Mort stooped mechanically, picked up the small mutt, and continued walking. "Licky End can only be contracted by pregnant sheep," he said.
"I know," Gaspode replied miserably. "By the way, did you know that we're being-"
"Hullo, friend. Talkin' ter yerself?"
"Oh, gods," Gaspode groaned.
They were big. There were three of them. There were three big men. Three really big men. Big men. We're talking three huge men here. Big. Three of them. Big men.
"Why hello, gentlemen," Mort said sweetly. "What brings you here?"
Bugger.
***
Miss Susan blinked, her mouth open. Her stomach lurched in that eye-crossing way. Her knees twitched.
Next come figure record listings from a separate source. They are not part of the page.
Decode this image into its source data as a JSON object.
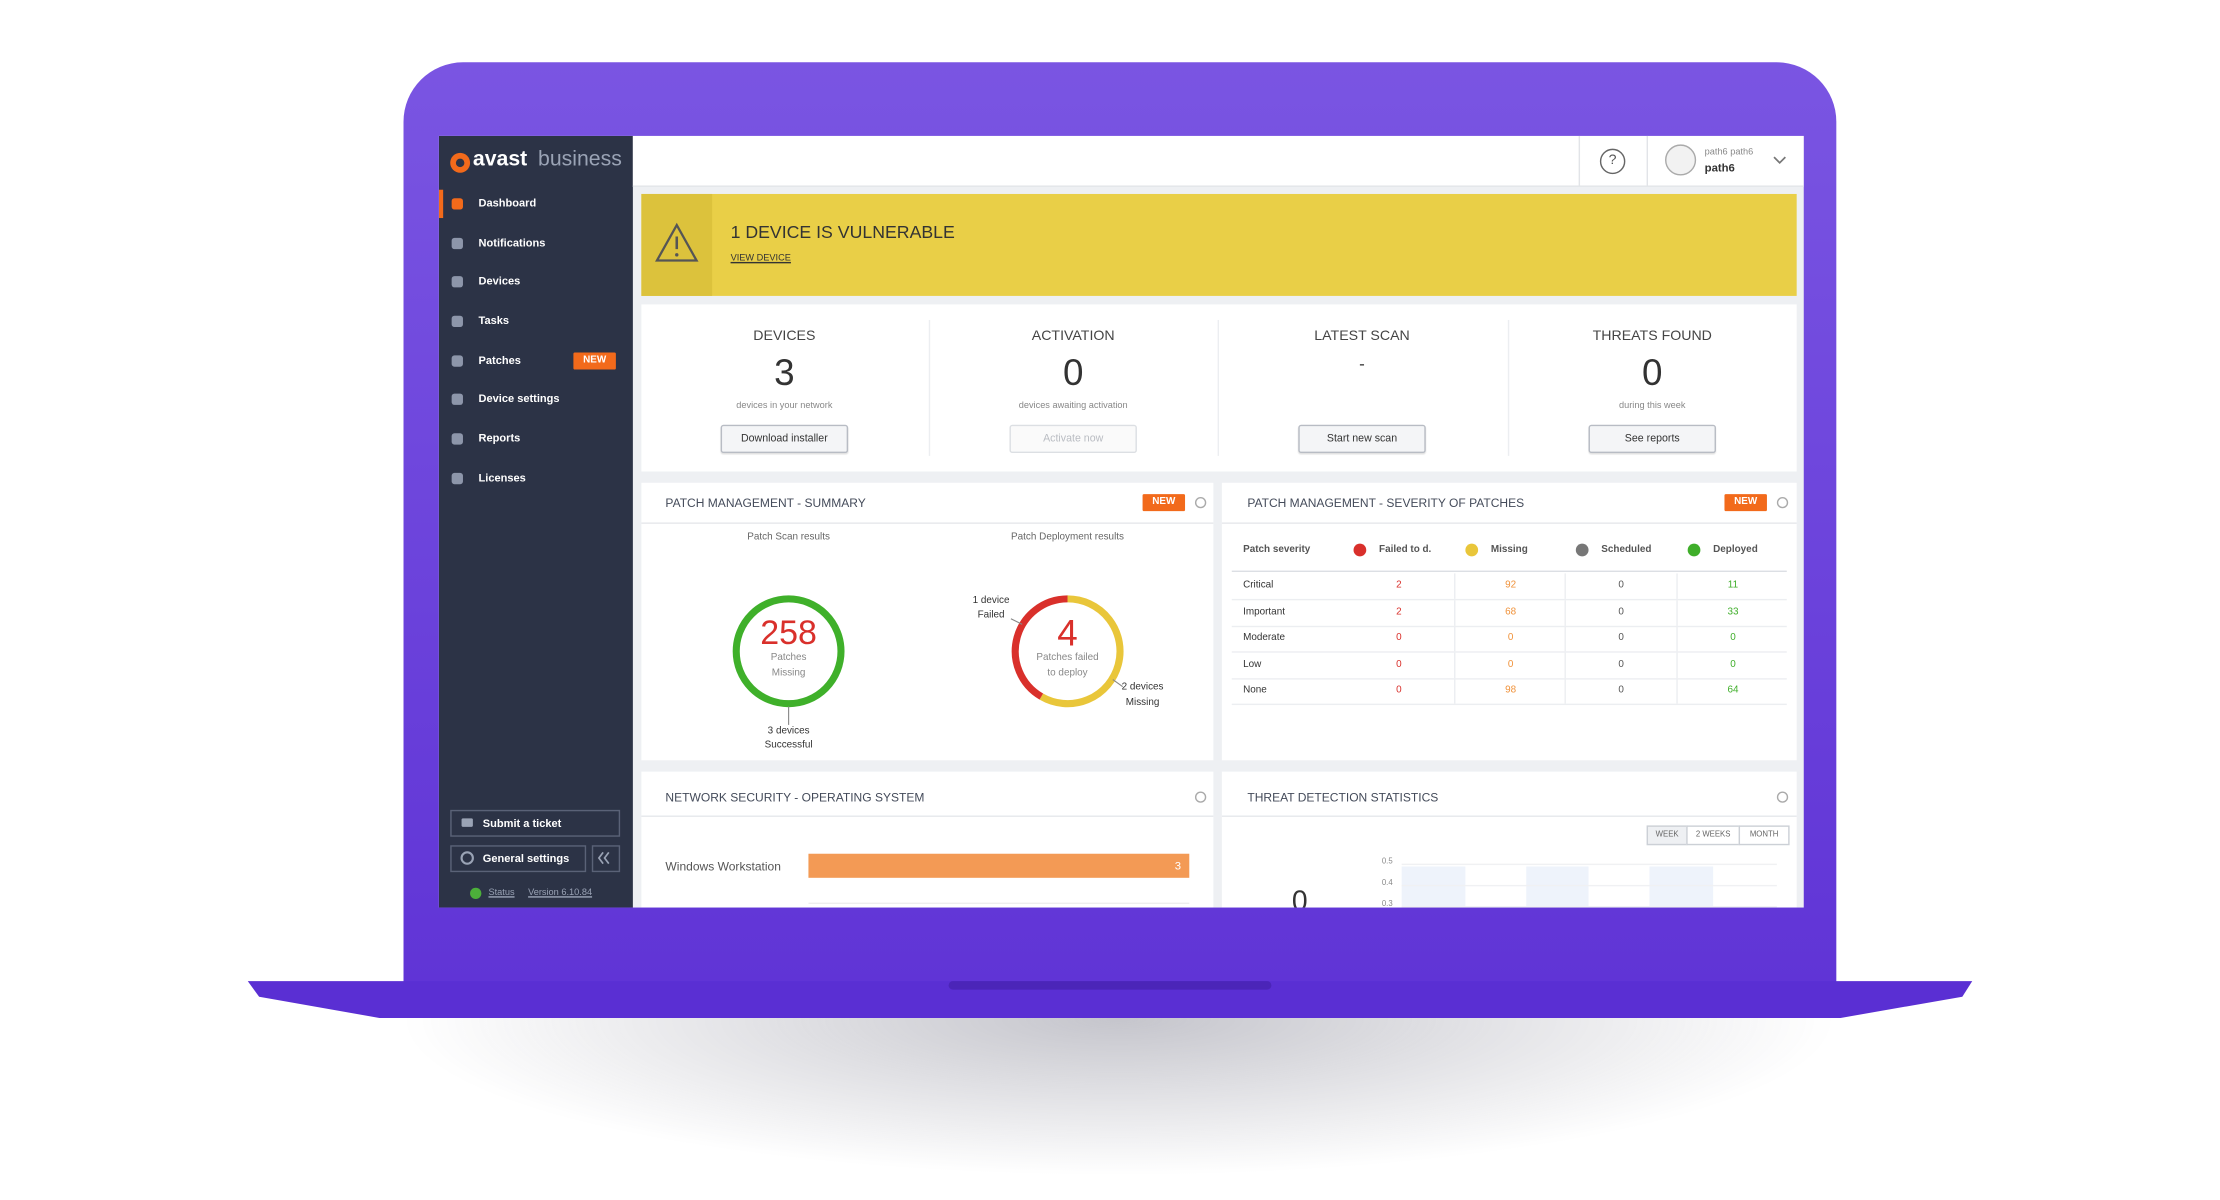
{
  "sidebar": {
    "brand_a": "avast",
    "brand_b": "business",
    "nav": [
      "Dashboard",
      "Notifications",
      "Devices",
      "Tasks",
      "Patches",
      "Device settings",
      "Reports",
      "Licenses"
    ],
    "patches_badge": "NEW",
    "submit_ticket": "Submit a ticket",
    "general_settings": "General settings",
    "status": "Status",
    "version": "Version 6.10.84"
  },
  "topbar": {
    "help": "?",
    "user_line1": "path6 path6",
    "user_line2": "path6"
  },
  "alert": {
    "title": "1 DEVICE IS VULNERABLE",
    "link": "VIEW DEVICE"
  },
  "stats": [
    {
      "label": "DEVICES",
      "value": 3,
      "caption": "devices in your network",
      "button": "Download installer"
    },
    {
      "label": "ACTIVATION",
      "value": 0,
      "caption": "devices awaiting activation",
      "button": "Activate now"
    },
    {
      "label": "LATEST SCAN",
      "value": "-",
      "button": "Start new scan"
    },
    {
      "label": "THREATS FOUND",
      "value": 0,
      "caption": "during this week",
      "button": "See reports"
    }
  ],
  "patch_summary": {
    "title": "PATCH MANAGEMENT - SUMMARY",
    "badge": "NEW",
    "scan": {
      "heading": "Patch Scan results",
      "value": 258,
      "caption": [
        "Patches",
        "Missing"
      ],
      "note": [
        "3 devices",
        "Successful"
      ]
    },
    "deployment": {
      "heading": "Patch Deployment results",
      "value": 4,
      "caption": [
        "Patches failed",
        "to deploy"
      ],
      "failed_note": [
        "1 device",
        "Failed"
      ],
      "missing_note": [
        "2 devices",
        "Missing"
      ]
    }
  },
  "severity": {
    "title": "PATCH MANAGEMENT - SEVERITY OF PATCHES",
    "badge": "NEW",
    "legend_label": "Patch severity",
    "columns": [
      "Failed to d.",
      "Missing",
      "Scheduled",
      "Deployed"
    ],
    "rows": [
      [
        "Critical",
        2,
        92,
        0,
        11
      ],
      [
        "Important",
        2,
        68,
        0,
        33
      ],
      [
        "Moderate",
        0,
        0,
        0,
        0
      ],
      [
        "Low",
        0,
        0,
        0,
        0
      ],
      [
        "None",
        0,
        98,
        0,
        64
      ]
    ]
  },
  "network": {
    "title": "NETWORK SECURITY - OPERATING SYSTEM",
    "rows": [
      {
        "label": "Windows Workstation",
        "value": 3
      }
    ]
  },
  "threats": {
    "title": "THREAT DETECTION STATISTICS",
    "ranges": [
      "WEEK",
      "2 WEEKS",
      "MONTH"
    ],
    "axis_labels": [
      "0.5",
      "0.4",
      "0.3"
    ],
    "total": 0
  }
}
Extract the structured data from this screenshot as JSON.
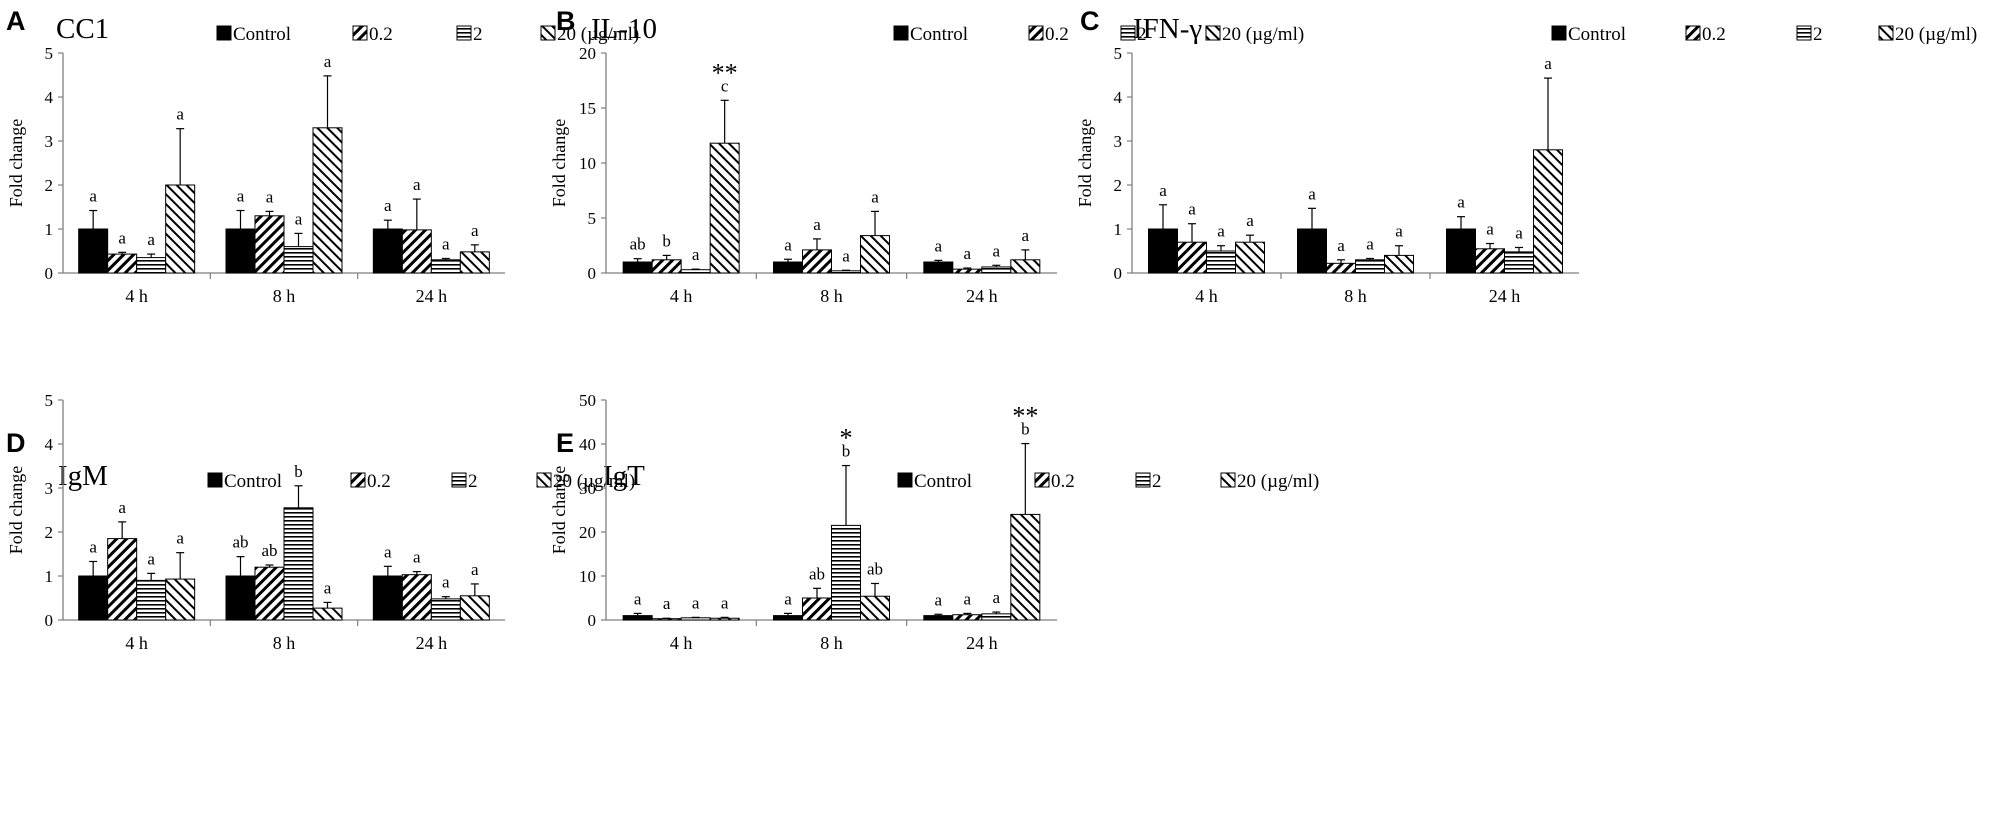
{
  "figure": {
    "legend": {
      "labels": [
        "Control",
        "0.2",
        "2",
        "20 (µg/ml)"
      ],
      "patterns": [
        "solid",
        "diag-right",
        "horizontal",
        "diag-left"
      ]
    },
    "categories": [
      "4 h",
      "8 h",
      "24 h"
    ],
    "ylabel": "Fold change"
  },
  "chart_data": [
    {
      "panel": "A",
      "title": "CC1",
      "type": "bar",
      "categories": [
        "4 h",
        "8 h",
        "24 h"
      ],
      "ylabel": "Fold change",
      "ylim": [
        0,
        5
      ],
      "yticks": [
        "0",
        "1",
        "2",
        "3",
        "4",
        "5"
      ],
      "series": [
        {
          "name": "Control",
          "values": [
            1.0,
            1.0,
            1.0
          ],
          "errors": [
            0.42,
            0.42,
            0.2
          ],
          "letters": [
            "a",
            "a",
            "a"
          ],
          "stars": [
            "",
            "",
            ""
          ]
        },
        {
          "name": "0.2",
          "values": [
            0.43,
            1.3,
            0.98
          ],
          "errors": [
            0.04,
            0.1,
            0.7
          ],
          "letters": [
            "a",
            "a",
            "a"
          ],
          "stars": [
            "",
            "",
            ""
          ]
        },
        {
          "name": "2",
          "values": [
            0.35,
            0.6,
            0.3
          ],
          "errors": [
            0.08,
            0.3,
            0.03
          ],
          "letters": [
            "a",
            "a",
            "a"
          ],
          "stars": [
            "",
            "",
            ""
          ]
        },
        {
          "name": "20 (µg/ml)",
          "values": [
            2.0,
            3.3,
            0.48
          ],
          "errors": [
            1.28,
            1.18,
            0.16
          ],
          "letters": [
            "a",
            "a",
            "a"
          ],
          "stars": [
            "",
            "",
            ""
          ]
        }
      ]
    },
    {
      "panel": "B",
      "title": "IL-10",
      "type": "bar",
      "categories": [
        "4 h",
        "8 h",
        "24 h"
      ],
      "ylabel": "Fold change",
      "ylim": [
        0,
        20
      ],
      "yticks": [
        "0",
        "5",
        "10",
        "15",
        "20"
      ],
      "series": [
        {
          "name": "Control",
          "values": [
            1.0,
            1.0,
            1.0
          ],
          "errors": [
            0.3,
            0.25,
            0.15
          ],
          "letters": [
            "ab",
            "a",
            "a"
          ],
          "stars": [
            "",
            "",
            ""
          ]
        },
        {
          "name": "0.2",
          "values": [
            1.2,
            2.1,
            0.35
          ],
          "errors": [
            0.4,
            1.0,
            0.1
          ],
          "letters": [
            "b",
            "a",
            "a"
          ],
          "stars": [
            "",
            "",
            ""
          ]
        },
        {
          "name": "2",
          "values": [
            0.3,
            0.2,
            0.55
          ],
          "errors": [
            0.05,
            0.05,
            0.15
          ],
          "letters": [
            "a",
            "a",
            "a"
          ],
          "stars": [
            "",
            "",
            ""
          ]
        },
        {
          "name": "20 (µg/ml)",
          "values": [
            11.8,
            3.4,
            1.2
          ],
          "errors": [
            3.9,
            2.2,
            0.9
          ],
          "letters": [
            "c",
            "a",
            "a"
          ],
          "stars": [
            "**",
            "",
            ""
          ]
        }
      ]
    },
    {
      "panel": "C",
      "title": "IFN-γ",
      "type": "bar",
      "categories": [
        "4 h",
        "8 h",
        "24 h"
      ],
      "ylabel": "Fold change",
      "ylim": [
        0,
        5
      ],
      "yticks": [
        "0",
        "1",
        "2",
        "3",
        "4",
        "5"
      ],
      "series": [
        {
          "name": "Control",
          "values": [
            1.0,
            1.0,
            1.0
          ],
          "errors": [
            0.55,
            0.47,
            0.28
          ],
          "letters": [
            "a",
            "a",
            "a"
          ],
          "stars": [
            "",
            "",
            ""
          ]
        },
        {
          "name": "0.2",
          "values": [
            0.7,
            0.22,
            0.55
          ],
          "errors": [
            0.42,
            0.08,
            0.12
          ],
          "letters": [
            "a",
            "a",
            "a"
          ],
          "stars": [
            "",
            "",
            ""
          ]
        },
        {
          "name": "2",
          "values": [
            0.5,
            0.3,
            0.48
          ],
          "errors": [
            0.12,
            0.03,
            0.1
          ],
          "letters": [
            "a",
            "a",
            "a"
          ],
          "stars": [
            "",
            "",
            ""
          ]
        },
        {
          "name": "20 (µg/ml)",
          "values": [
            0.7,
            0.4,
            2.8
          ],
          "errors": [
            0.16,
            0.22,
            1.63
          ],
          "letters": [
            "a",
            "a",
            "a"
          ],
          "stars": [
            "",
            "",
            ""
          ]
        }
      ]
    },
    {
      "panel": "D",
      "title": "IgM",
      "type": "bar",
      "categories": [
        "4 h",
        "8 h",
        "24 h"
      ],
      "ylabel": "Fold change",
      "ylim": [
        0,
        5
      ],
      "yticks": [
        "0",
        "1",
        "2",
        "3",
        "4",
        "5"
      ],
      "series": [
        {
          "name": "Control",
          "values": [
            1.0,
            1.0,
            1.0
          ],
          "errors": [
            0.33,
            0.44,
            0.22
          ],
          "letters": [
            "a",
            "ab",
            "a"
          ],
          "stars": [
            "",
            "",
            ""
          ]
        },
        {
          "name": "0.2",
          "values": [
            1.85,
            1.2,
            1.03
          ],
          "errors": [
            0.38,
            0.05,
            0.07
          ],
          "letters": [
            "a",
            "ab",
            "a"
          ],
          "stars": [
            "",
            "",
            ""
          ]
        },
        {
          "name": "2",
          "values": [
            0.9,
            2.55,
            0.48
          ],
          "errors": [
            0.16,
            0.5,
            0.05
          ],
          "letters": [
            "a",
            "b",
            "a"
          ],
          "stars": [
            "",
            "",
            ""
          ]
        },
        {
          "name": "20 (µg/ml)",
          "values": [
            0.93,
            0.27,
            0.55
          ],
          "errors": [
            0.6,
            0.13,
            0.27
          ],
          "letters": [
            "a",
            "a",
            "a"
          ],
          "stars": [
            "",
            "",
            ""
          ]
        }
      ]
    },
    {
      "panel": "E",
      "title": "IgT",
      "type": "bar",
      "categories": [
        "4 h",
        "8 h",
        "24 h"
      ],
      "ylabel": "Fold change",
      "ylim": [
        0,
        50
      ],
      "yticks": [
        "0",
        "10",
        "20",
        "30",
        "40",
        "50"
      ],
      "series": [
        {
          "name": "Control",
          "values": [
            1.0,
            1.0,
            1.0
          ],
          "errors": [
            0.5,
            0.5,
            0.3
          ],
          "letters": [
            "a",
            "a",
            "a"
          ],
          "stars": [
            "",
            "",
            ""
          ]
        },
        {
          "name": "0.2",
          "values": [
            0.3,
            5.0,
            1.2
          ],
          "errors": [
            0.1,
            2.2,
            0.3
          ],
          "letters": [
            "a",
            "ab",
            "a"
          ],
          "stars": [
            "",
            "",
            ""
          ]
        },
        {
          "name": "2",
          "values": [
            0.5,
            21.5,
            1.4
          ],
          "errors": [
            0.1,
            13.6,
            0.4
          ],
          "letters": [
            "a",
            "b",
            "a"
          ],
          "stars": [
            "",
            "*",
            ""
          ]
        },
        {
          "name": "20 (µg/ml)",
          "values": [
            0.4,
            5.4,
            24.0
          ],
          "errors": [
            0.2,
            2.9,
            16.1
          ],
          "letters": [
            "a",
            "ab",
            "b"
          ],
          "stars": [
            "",
            "",
            "**"
          ]
        }
      ]
    }
  ]
}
Her class stared at her expectantly as the skin on her knuckles turned red and peeled a bit.
"I'm sorry," Susan said finally, her voice hoarse. "I'll be right back." And ran.
Illa sat in her chair, and blinked her blue eyes that were supposed to be green. "How odd," she said lightly, and laughed a laugh like bells.
***
"That was interesting how you kneed him in the head after he kicked you in the stomach," Gaspode said, staring at the wall from a very close distance. "And I've never seen anyone punch someone that hard before."
"Now you have!" said Mort lightly, picking Gaspode up again.
"Hurf," said Gaspode.
***
Susan leaned against the wall, panting. A few other teachers passed her, stared at her, and then huddled closer together.
She sucked on her knuckles, willing them to stop burning. Miss Susan had finally shut up, allowing Susan to comprehend what was going on. Damn. Damn, damn, damn and blast.
Susan snapped her fingers, wincing.
***
Life, in her white world, laughed a laugh like bells.